DF-RAG: Enhancing RAG for question answering
A pipeline that dynamically adapts the level of diversity for each query at test time without requiring prior information. (EACL)
Retrieval-augmented generation (RAG) enables large language models (LLMs) to incorporate external knowledge for knowledge-intensive tasks, producing more factually accurate outputs. RAG's performance therefore is contingent on the retrieval of the right information. However, most existing RAG methods rely on cosine similarity for retrieval, which often introduces redundancy that limits information recall, thereby reducing overall performance on downstream tasks. In this work, we first show that a diversity-focused retrieval at the dataset level improves RAG performance across multiple challenging long context question-answering including multi-hop benchmarks.

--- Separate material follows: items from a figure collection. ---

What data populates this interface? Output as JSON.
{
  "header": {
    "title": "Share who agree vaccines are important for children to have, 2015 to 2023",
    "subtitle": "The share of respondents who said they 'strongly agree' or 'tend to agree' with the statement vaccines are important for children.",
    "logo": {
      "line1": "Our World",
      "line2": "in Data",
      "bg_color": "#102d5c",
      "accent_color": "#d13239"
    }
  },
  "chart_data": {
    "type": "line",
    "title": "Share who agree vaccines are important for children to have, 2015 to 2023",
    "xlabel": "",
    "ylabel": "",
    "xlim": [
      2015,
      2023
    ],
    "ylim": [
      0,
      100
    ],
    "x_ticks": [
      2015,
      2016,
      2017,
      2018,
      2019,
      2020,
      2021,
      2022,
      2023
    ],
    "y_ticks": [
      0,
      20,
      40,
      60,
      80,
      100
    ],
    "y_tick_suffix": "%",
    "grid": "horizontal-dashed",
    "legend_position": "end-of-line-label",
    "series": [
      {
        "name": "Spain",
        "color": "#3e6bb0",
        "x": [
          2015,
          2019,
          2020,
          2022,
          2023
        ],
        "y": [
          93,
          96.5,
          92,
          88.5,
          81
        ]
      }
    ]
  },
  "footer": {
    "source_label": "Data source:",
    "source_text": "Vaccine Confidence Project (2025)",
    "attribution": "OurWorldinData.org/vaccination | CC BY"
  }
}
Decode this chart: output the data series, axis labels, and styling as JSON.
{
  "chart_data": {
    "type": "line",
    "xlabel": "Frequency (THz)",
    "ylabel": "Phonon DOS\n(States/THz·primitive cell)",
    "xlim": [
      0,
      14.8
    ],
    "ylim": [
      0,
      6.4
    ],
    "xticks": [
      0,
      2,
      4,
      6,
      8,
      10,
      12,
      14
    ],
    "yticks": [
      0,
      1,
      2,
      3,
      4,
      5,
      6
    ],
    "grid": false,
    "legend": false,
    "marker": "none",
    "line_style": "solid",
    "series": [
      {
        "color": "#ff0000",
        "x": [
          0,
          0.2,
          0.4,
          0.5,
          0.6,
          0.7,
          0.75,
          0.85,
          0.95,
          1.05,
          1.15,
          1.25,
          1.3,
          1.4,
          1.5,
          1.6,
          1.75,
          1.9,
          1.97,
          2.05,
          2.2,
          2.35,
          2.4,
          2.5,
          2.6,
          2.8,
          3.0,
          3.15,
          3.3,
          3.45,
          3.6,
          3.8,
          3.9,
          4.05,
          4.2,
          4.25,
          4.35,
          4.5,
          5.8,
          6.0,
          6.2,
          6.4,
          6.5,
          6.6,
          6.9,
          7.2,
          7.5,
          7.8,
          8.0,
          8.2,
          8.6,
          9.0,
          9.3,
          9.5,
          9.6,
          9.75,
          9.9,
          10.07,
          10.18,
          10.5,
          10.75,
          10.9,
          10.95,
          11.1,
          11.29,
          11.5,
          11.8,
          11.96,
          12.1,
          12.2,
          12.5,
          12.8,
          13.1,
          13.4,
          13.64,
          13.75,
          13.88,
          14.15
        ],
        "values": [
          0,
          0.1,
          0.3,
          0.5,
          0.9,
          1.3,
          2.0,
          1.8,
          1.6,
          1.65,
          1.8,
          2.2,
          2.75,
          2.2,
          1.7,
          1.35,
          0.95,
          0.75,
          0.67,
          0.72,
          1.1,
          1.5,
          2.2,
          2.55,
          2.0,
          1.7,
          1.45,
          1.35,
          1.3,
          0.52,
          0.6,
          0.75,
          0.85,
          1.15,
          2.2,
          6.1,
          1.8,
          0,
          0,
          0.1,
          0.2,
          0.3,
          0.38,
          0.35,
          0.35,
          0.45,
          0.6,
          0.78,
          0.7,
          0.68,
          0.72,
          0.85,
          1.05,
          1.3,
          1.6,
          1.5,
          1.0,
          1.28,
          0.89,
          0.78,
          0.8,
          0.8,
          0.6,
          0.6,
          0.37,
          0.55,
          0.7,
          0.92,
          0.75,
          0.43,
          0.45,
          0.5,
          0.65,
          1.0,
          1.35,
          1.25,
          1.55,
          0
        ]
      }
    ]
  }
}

We then design an oracle that estimates the hypothetical upper bound achievable if diversity were optimized at the query level, revealing potential gains of up to 18% in F1 scores. Motivated by this gap, we propose DF-RAG, a pipeline that dynamically adapts the level of diversity for each query at test time without requiring prior information. DF-RAG leverages a maximal marginal relevance (MMR)–based scoring mechanism combined with LLM-driven planning and execution, and can be used as a drop-in replacement for cosine similarity retrieval in modern RAG systems. Comprehensive experiments on five QA benchmarks show that DF-RAG consistently outperforms strong baselines, achieving 4-12% improvements in F1 over vanilla RAG and recovering up to 90% of the gap between vanilla RAG and the theoretical oracle upper bound.